Was I ever asked for my consent. Yes, when WGA Notification — the component that doesn’t phone home installs itself (acceptance of this End User License Agreement is required). So, as best as I can tell, Microsoft asks for consent in the wrong place.  Instead of asking for consent before installing the software that apparently phones home, it asks for consent before installing the software that downloads files. Notwithstanding the questions about WGA Notification’s downloading of files that apparently give Microsoft some remote control capabilities over your system’s behavior, it should be the other way around. At the very least, consent should be required before any software that phones home is downloaded to your system.  In this situation, I’d argue that consent should be required when both components are installed.

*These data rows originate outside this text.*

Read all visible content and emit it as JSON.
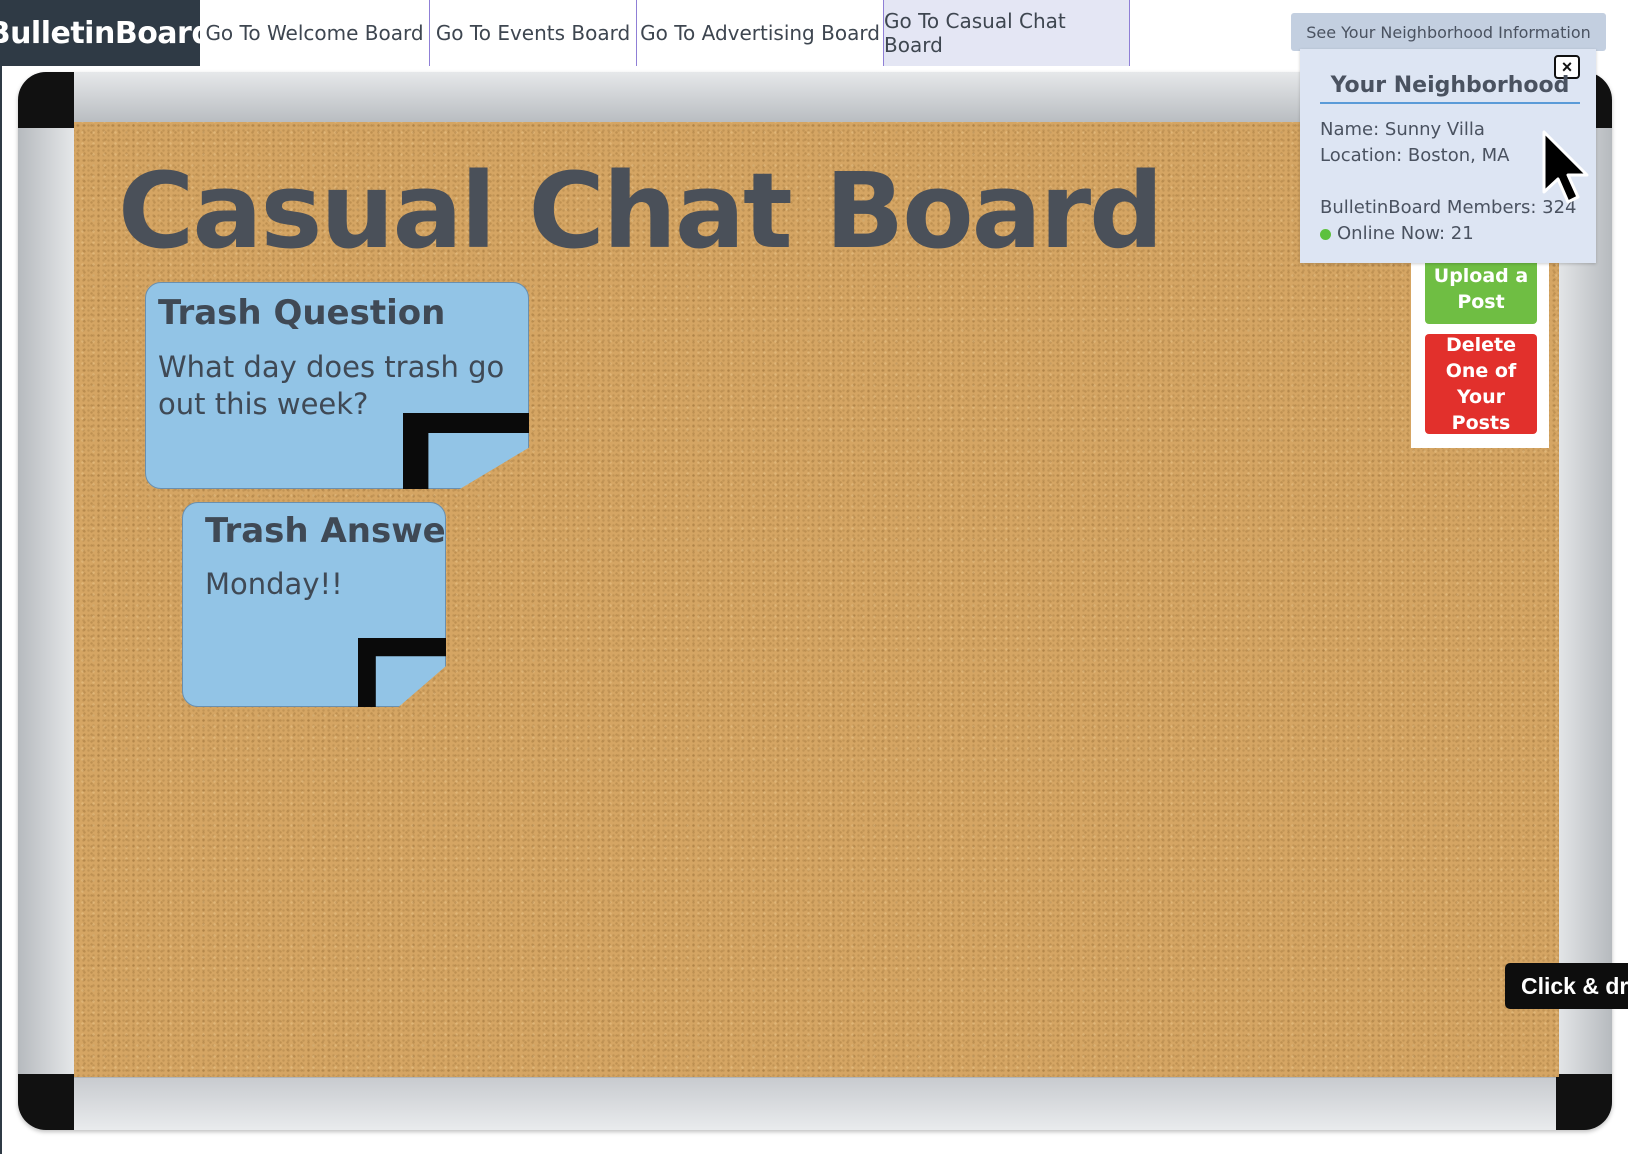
{
  "nav": {
    "brand": "BulletinBoard",
    "tabs": [
      {
        "label": "Go To Welcome Board"
      },
      {
        "label": "Go To Events Board"
      },
      {
        "label": "Go To Advertising Board"
      },
      {
        "label": "Go To Casual Chat Board",
        "active": true
      }
    ],
    "neighborhood_button": "See Your Neighborhood Information"
  },
  "board": {
    "title": "Casual Chat Board",
    "posts": [
      {
        "title": "Trash Question",
        "body": "What day does trash go out this week?"
      },
      {
        "title": "Trash Answer",
        "body": "Monday!!"
      }
    ]
  },
  "actions": {
    "upload": "Upload a Post",
    "delete": "Delete One of Your Posts"
  },
  "popup": {
    "close_icon": "×",
    "title": "Your Neighborhood",
    "name_line": "Name:  Sunny Villa",
    "location_line": "Location: Boston, MA",
    "members_line": "BulletinBoard Members: 324",
    "online_line": "Online Now: 21"
  },
  "tooltip": "Click & drag",
  "colors": {
    "brand_bg": "#2f3a45",
    "post": "#92c4e6",
    "upload": "#6fbe43",
    "delete": "#e2302c",
    "cork": "#d5a563",
    "online": "#5cc13d"
  }
}
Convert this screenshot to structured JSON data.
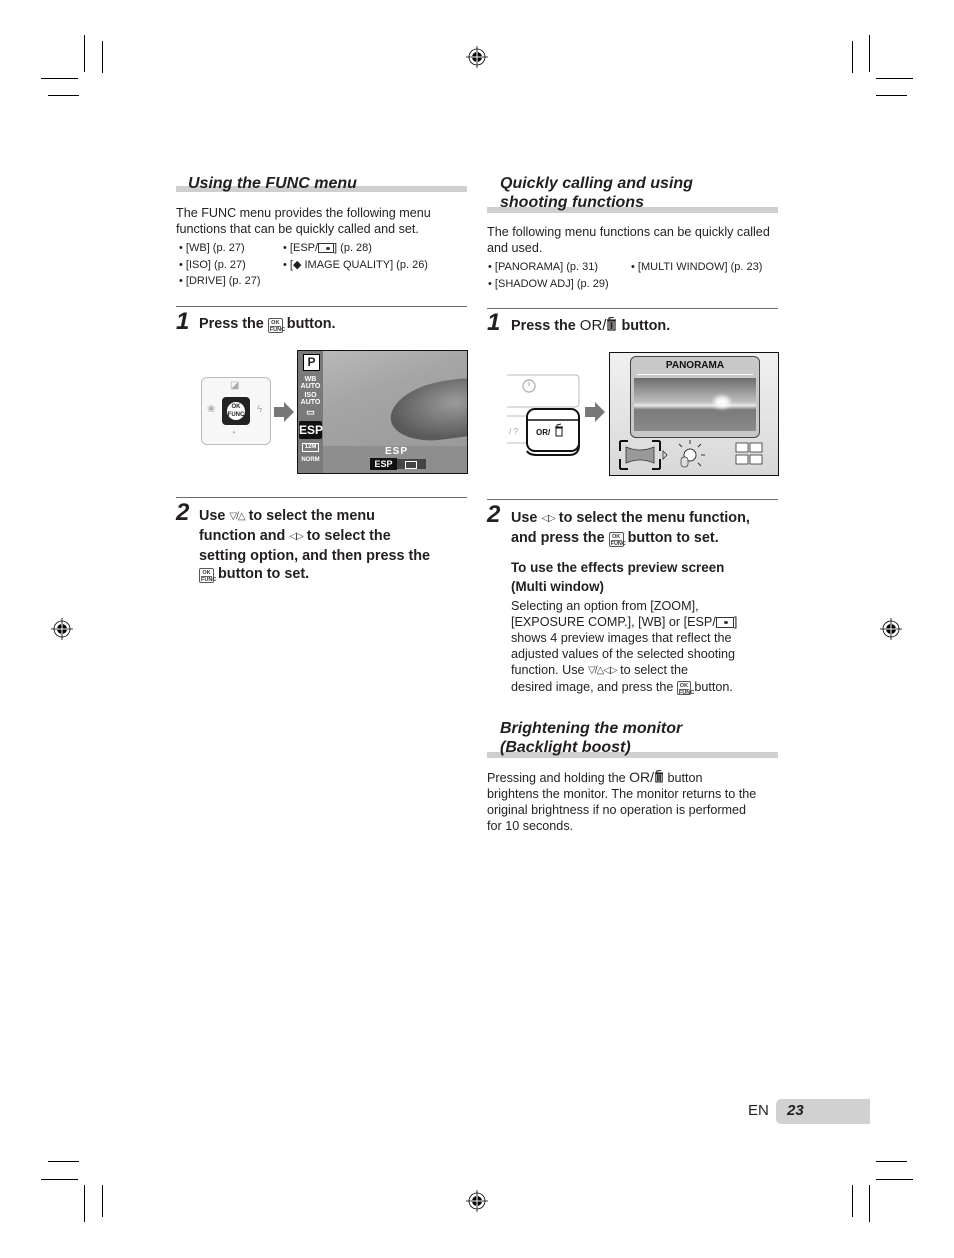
{
  "page": {
    "language": "EN",
    "number": "23"
  },
  "left": {
    "section_title": "Using the FUNC menu",
    "intro": "The FUNC menu provides the following menu functions that can be quickly called and set.",
    "bullets_col1": [
      "[WB] (p. 27)",
      "[ISO] (p. 27)",
      "[DRIVE] (p. 27)"
    ],
    "bullets_col2_esp_prefix": "[ESP/",
    "bullets_col2_esp_suffix": "] (p. 28)",
    "bullets_col2_quality": "[◆ IMAGE QUALITY] (p. 26)",
    "step1": {
      "number": "1",
      "prefix": "Press the",
      "suffix": "button."
    },
    "step2": {
      "number": "2",
      "line1_prefix": "Use",
      "line1_suffix": "to select the menu",
      "line2_prefix": "function and",
      "line2_suffix": "to select the",
      "line3": "setting option, and then press the",
      "line4_suffix": "button to set."
    },
    "illustration": {
      "ok_top": "OK",
      "ok_bottom": "FUNC",
      "mode": "P",
      "side_items": [
        "WB AUTO",
        "ISO AUTO",
        "▭",
        "ESP",
        "12M",
        "NORM"
      ],
      "selected": "ESP",
      "bottom_label": "ESP",
      "option_selected": "ESP"
    }
  },
  "right": {
    "section1_title_line1": "Quickly calling and using",
    "section1_title_line2": "shooting functions",
    "intro": "The following menu functions can be quickly called and used.",
    "bullets_col1": [
      "[PANORAMA] (p. 31)",
      "[SHADOW ADJ] (p. 29)"
    ],
    "bullets_col2": [
      "[MULTI WINDOW] (p. 23)"
    ],
    "step1": {
      "number": "1",
      "prefix": "Press the",
      "or_label": "OR/",
      "suffix": "button."
    },
    "illustration": {
      "button_label": "OR/",
      "screen_title": "PANORAMA"
    },
    "step2": {
      "number": "2",
      "line1_prefix": "Use",
      "line1_suffix": "to select the menu function,",
      "line2_prefix": "and press the",
      "line2_suffix": "button to set."
    },
    "subhead_line1": "To use the effects preview screen",
    "subhead_line2": "(Multi window)",
    "multi_lines": [
      "Selecting an option from [ZOOM],",
      "[EXPOSURE COMP.], [WB] or [ESP/",
      "shows 4 preview images that reflect the",
      "adjusted values of the selected shooting",
      "function. Use",
      "to select the",
      "desired image, and press the",
      "button."
    ],
    "section2_title_line1": "Brightening the monitor",
    "section2_title_line2": "(Backlight boost)",
    "backlight_prefix": "Pressing and holding the",
    "backlight_or": "OR/",
    "backlight_suffix": "button",
    "backlight_lines": [
      "brightens the monitor. The monitor returns to the",
      "original brightness if no operation is performed",
      "for 10 seconds."
    ]
  },
  "icons": {
    "ok_top": "OK",
    "ok_bottom": "FUNC",
    "updown_keys": "▽/△",
    "leftright_keys": "◁▷"
  }
}
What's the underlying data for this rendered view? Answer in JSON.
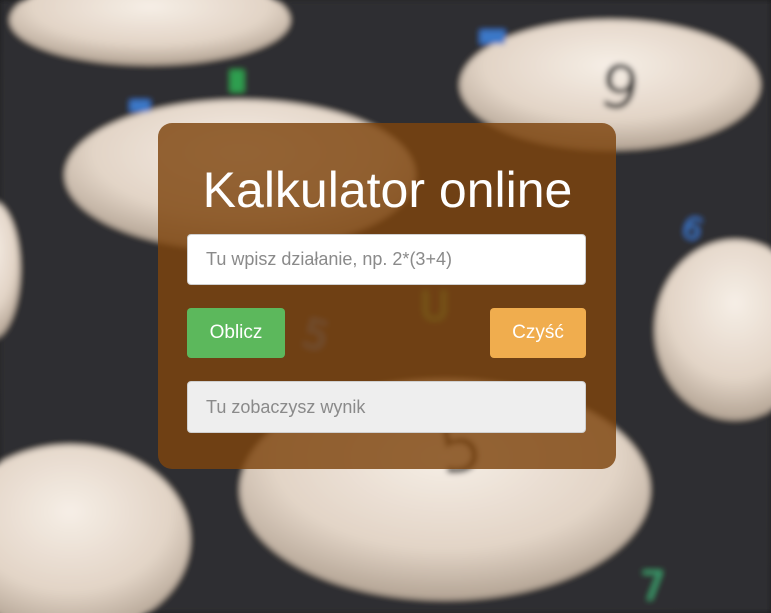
{
  "app": {
    "title": "Kalkulator online"
  },
  "form": {
    "expression_placeholder": "Tu wpisz działanie, np. 2*(3+4)",
    "expression_value": "",
    "calculate_label": "Oblicz",
    "clear_label": "Czyść",
    "result_placeholder": "Tu zobaczysz wynik",
    "result_value": ""
  },
  "colors": {
    "panel_overlay": "#7e440e",
    "calculate_button": "#5cb85c",
    "clear_button": "#f0ad4e",
    "title_text": "#ffffff"
  },
  "background": {
    "image_subject": "calculator-keypad-photo",
    "key_glyphs": [
      "9",
      "9",
      "6",
      "5",
      "5",
      "U",
      "7"
    ]
  }
}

Also, here again, Microsoft should have done a better job on the editing front. The FAQ says "WGA is installed with the consent of the user."  But the truth is that WGA by itself isn’t an entity that installs itself as one big chunk of software for which consent is required.  Currently, it’s two pieces of software that are installed independently of each other and, as just said, consent is required for one piece, but not the other. 

Finally, the one newsworthy item in Microsoft’s statement is that, with the next update to WGA Notification, the company will be changing the frequency with which WGA Notification checks for new downloads.  According to the statement:

As a result of customer concerns around performance, we are changing this feature to only check for a new settings file every 14 days. This change will be made in the next release of WGA. Also, this feature will be disabled when WGA Notifications launches worldwide later this year.

14 days is certain better than daily.  But, this actually raises another important question about Microsoft’s methodology when it comes to how WGA has been rolled out to end users.  In a global test of pre-release software (which WGA is), are users unwittingly being forced into becoming Microsoft’s guinea pigs?